Privati della possibilità di frequentare la scuola superiore, Valentin e i suoi fratelli hanno dovuto affidarsi a lavori informali, come vendere vestiti in un mercato all’aperto. È stato preso sotto l’ala di un mentore dell’Associazione Public, ha venduto una rivista di strada chiamata Face to Face (Lice v Lice in macedone) e ha iniziato ad acquisire competenze per trovare lavoro.
All’inizio, Valentin era così abbattuto che non riusciva nemmeno a immaginare il suo futuro. La sua mentore, Magdalena Chadinoska Kuzmanoski, ricorda che non riusciva a dirle cosa volesse fare perché “nessuno glielo aveva mai chiesto prima, quindi non sapeva come rispondere”.
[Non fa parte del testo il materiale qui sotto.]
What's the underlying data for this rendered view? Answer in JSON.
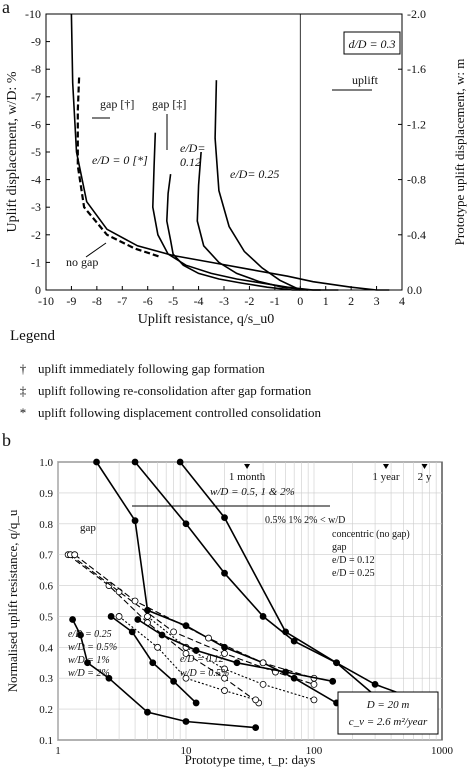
{
  "chart_data": [
    {
      "type": "line",
      "panel_label": "a",
      "xlabel": "Uplift resistance, q/s_u0",
      "ylabel": "Uplift displacement, w/D: %",
      "y2label": "Prototype uplift displacement, w: m",
      "xlim": [
        -10,
        4
      ],
      "ylim": [
        0,
        -10
      ],
      "y2lim": [
        0.0,
        -2.0
      ],
      "x_ticks": [
        "-10",
        "-9",
        "-8",
        "-7",
        "-6",
        "-5",
        "-4",
        "-3",
        "-2",
        "-1",
        "0",
        "1",
        "2",
        "3",
        "4"
      ],
      "y_ticks": [
        "0",
        "-1",
        "-2",
        "-3",
        "-4",
        "-5",
        "-6",
        "-7",
        "-8",
        "-9",
        "-10"
      ],
      "y2_ticks": [
        "0.0",
        "-0.4",
        "-0.8",
        "-1.2",
        "-1.6",
        "-2.0"
      ],
      "box_label": "d/D = 0.3",
      "annotations": [
        "uplift",
        "gap [†]",
        "gap [‡]",
        "e/D = 0 [*]",
        "e/D= 0.12",
        "e/D= 0.25",
        "no gap"
      ],
      "series": [
        {
          "name": "no gap",
          "style": "solid",
          "x": [
            -9.0,
            -8.95,
            -8.8,
            -8.4,
            -7.6,
            -6.4,
            -5.0,
            -3.5,
            -2.0,
            -0.5,
            0.5,
            2.0,
            3.0,
            3.5
          ],
          "y": [
            -10.0,
            -7.5,
            -5.0,
            -3.2,
            -2.2,
            -1.6,
            -1.25,
            -1.0,
            -0.75,
            -0.5,
            -0.3,
            -0.1,
            0.0,
            0.0
          ]
        },
        {
          "name": "gap [†]",
          "style": "dashed",
          "x": [
            -8.7,
            -8.75,
            -8.75,
            -8.5,
            -7.6,
            -6.5,
            -5.5
          ],
          "y": [
            -7.7,
            -6.5,
            -4.5,
            -3.0,
            -2.0,
            -1.5,
            -1.2
          ]
        },
        {
          "name": "e/D = 0 [*]",
          "style": "solid",
          "x": [
            -5.7,
            -5.75,
            -5.8,
            -5.6,
            -5.2,
            -4.5,
            -3.5,
            -2.5,
            -1.5,
            -0.5,
            0.5,
            1.5
          ],
          "y": [
            -5.7,
            -4.5,
            -3.0,
            -2.0,
            -1.3,
            -0.9,
            -0.6,
            -0.4,
            -0.25,
            -0.1,
            0.0,
            0.0
          ]
        },
        {
          "name": "gap [‡]",
          "style": "solid",
          "x": [
            -5.1,
            -5.2,
            -5.25,
            -5.1,
            -5.0,
            -4.6,
            -4.0,
            -3.2,
            -2.3,
            -1.3,
            -0.3,
            0.8
          ],
          "y": [
            -4.2,
            -3.5,
            -2.5,
            -1.8,
            -1.3,
            -0.9,
            -0.6,
            -0.4,
            -0.25,
            -0.1,
            0.0,
            0.0
          ]
        },
        {
          "name": "e/D = 0.12",
          "style": "solid",
          "x": [
            -3.9,
            -4.0,
            -4.05,
            -3.8,
            -3.2,
            -2.5,
            -1.6,
            -0.7,
            0.3
          ],
          "y": [
            -5.0,
            -3.8,
            -2.5,
            -1.6,
            -1.0,
            -0.6,
            -0.3,
            -0.1,
            0.0
          ]
        },
        {
          "name": "e/D = 0.25",
          "style": "solid",
          "x": [
            -3.3,
            -3.35,
            -3.2,
            -2.8,
            -2.2,
            -1.5,
            -0.8,
            0.0
          ],
          "y": [
            -7.6,
            -5.5,
            -3.6,
            -2.3,
            -1.4,
            -0.8,
            -0.35,
            0.0
          ]
        }
      ]
    },
    {
      "type": "line",
      "panel_label": "b",
      "xscale": "log",
      "xlabel": "Prototype time, t_p: days",
      "ylabel": "Normalised uplift resistance, q/q_u",
      "xlim": [
        1,
        1000
      ],
      "ylim": [
        0.1,
        1.0
      ],
      "x_ticks": [
        "1",
        "10",
        "100",
        "1000"
      ],
      "y_ticks": [
        "0.1",
        "0.2",
        "0.3",
        "0.4",
        "0.5",
        "0.6",
        "0.7",
        "0.8",
        "0.9",
        "1.0"
      ],
      "time_markers": [
        {
          "label": "1 month",
          "x": 30
        },
        {
          "label": "1 year",
          "x": 365
        },
        {
          "label": "2 y",
          "x": 730
        }
      ],
      "arrow_label": "w/D = 0.5, 1 & 2%",
      "legend_header": [
        "0.5%",
        "1%",
        "2% < w/D"
      ],
      "legend_rows": [
        "concentric (no gap)",
        "gap",
        "e/D = 0.12",
        "e/D = 0.25"
      ],
      "info_box": [
        "D = 20 m",
        "c_v = 2.6 m²/year"
      ],
      "annotations": [
        "gap",
        "e/D = 0.25",
        "w/D = 0.5%",
        "w/D = 1%",
        "w/D = 2%",
        "e/D = 0.12",
        "w/D = 0.5%"
      ],
      "series": [
        {
          "name": "concentric 0.5%",
          "style": "solid",
          "x": [
            2,
            4,
            5,
            10,
            20,
            40,
            70,
            150
          ],
          "y": [
            1.0,
            0.81,
            0.52,
            0.47,
            0.4,
            0.35,
            0.3,
            0.22
          ]
        },
        {
          "name": "concentric 1%",
          "style": "solid",
          "x": [
            4,
            10,
            20,
            40,
            70,
            150,
            350
          ],
          "y": [
            1.0,
            0.8,
            0.64,
            0.5,
            0.42,
            0.35,
            0.22
          ]
        },
        {
          "name": "concentric 2%",
          "style": "solid",
          "x": [
            9,
            20,
            60,
            150,
            300,
            750
          ],
          "y": [
            1.0,
            0.82,
            0.45,
            0.35,
            0.28,
            0.22
          ]
        },
        {
          "name": "gap 0.5%",
          "style": "dashed",
          "x": [
            1.2,
            2.5,
            5,
            10,
            20,
            37
          ],
          "y": [
            0.7,
            0.6,
            0.48,
            0.38,
            0.3,
            0.22
          ]
        },
        {
          "name": "gap 1%",
          "style": "dashed",
          "x": [
            1.25,
            3,
            8,
            20,
            50,
            100
          ],
          "y": [
            0.7,
            0.58,
            0.45,
            0.38,
            0.32,
            0.28
          ]
        },
        {
          "name": "gap 2%",
          "style": "dashed",
          "x": [
            1.35,
            4,
            15,
            40,
            100
          ],
          "y": [
            0.7,
            0.55,
            0.43,
            0.35,
            0.3
          ]
        },
        {
          "name": "e/D = 0.12 0.5%",
          "style": "dotted",
          "x": [
            3,
            6,
            10,
            20,
            35
          ],
          "y": [
            0.5,
            0.4,
            0.3,
            0.26,
            0.23
          ]
        },
        {
          "name": "e/D = 0.12 1%",
          "style": "dotted",
          "x": [
            5,
            10,
            20,
            40,
            100
          ],
          "y": [
            0.5,
            0.4,
            0.33,
            0.28,
            0.23
          ]
        },
        {
          "name": "e/D = 0.25 0.5%",
          "style": "solid",
          "x": [
            1.3,
            1.5,
            1.7,
            2.5,
            5,
            10,
            35
          ],
          "y": [
            0.49,
            0.44,
            0.35,
            0.3,
            0.19,
            0.16,
            0.14
          ]
        },
        {
          "name": "e/D = 0.25 1%",
          "style": "solid",
          "x": [
            2.6,
            3.8,
            5.5,
            8,
            12
          ],
          "y": [
            0.5,
            0.45,
            0.35,
            0.29,
            0.22
          ]
        },
        {
          "name": "e/D = 0.25 2%",
          "style": "solid",
          "x": [
            4.2,
            6.5,
            12,
            25,
            60,
            140
          ],
          "y": [
            0.49,
            0.44,
            0.39,
            0.35,
            0.32,
            0.29
          ]
        }
      ]
    }
  ],
  "legend": {
    "title": "Legend",
    "items": [
      {
        "symbol": "†",
        "text": "uplift immediately following gap formation"
      },
      {
        "symbol": "‡",
        "text": "uplift following re-consolidation after gap formation"
      },
      {
        "symbol": "*",
        "text": "uplift following displacement controlled consolidation"
      }
    ]
  }
}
Una volta individuato l’interesse a diventare chef, Kuzmanoski gli ha organizzato uno stage in un ristorante, un’esperienza che ha rafforzato la fiducia di Valentin. “Mi sono reso conto che sono bravo in qualsiasi cosa io provi a fare”, ha detto il giovane.
“Mi hanno fatto complimenti fin dal primo giorno di formazione. Vorrebbero anche assumermi già la prossima settimana, ma siccome non ho i documenti, non possono ancora farlo”.
La situazione sta per cambiare. Una volta ottenuta la carta d’identità, Valentin intende iscriversi alla scuola superiore, lavorare regolarmente al ristorante, seguire una formazione culinaria, ottenere un passaporto e viaggiare fuori dal Paese per la prima volta nella sua vita.
E spera che molti altri possano trarre beneficio dall’acquisizione di un’identità legale. “Non ci sono solo io là fuori”, ha detto Valentin. “Ci sono molte persone nel Paese che non hanno documenti. Vorrei lanciare un appello a tutti per risolvere non solo il mio caso, ma anche quello di tutti coloro che si trovano nella mia situazione”.
Ora che la sua maratona legale è finita, Valentin è ansioso di iniziare a costruire la vita che ha sempre sognato e di sentirsi a casa. “Mi sentirò a casa quando avrò una casa, un’assicurazione sanitaria, un lavoro; quando avrò una bella vita come gli altri cittadini che hanno dei diritti”.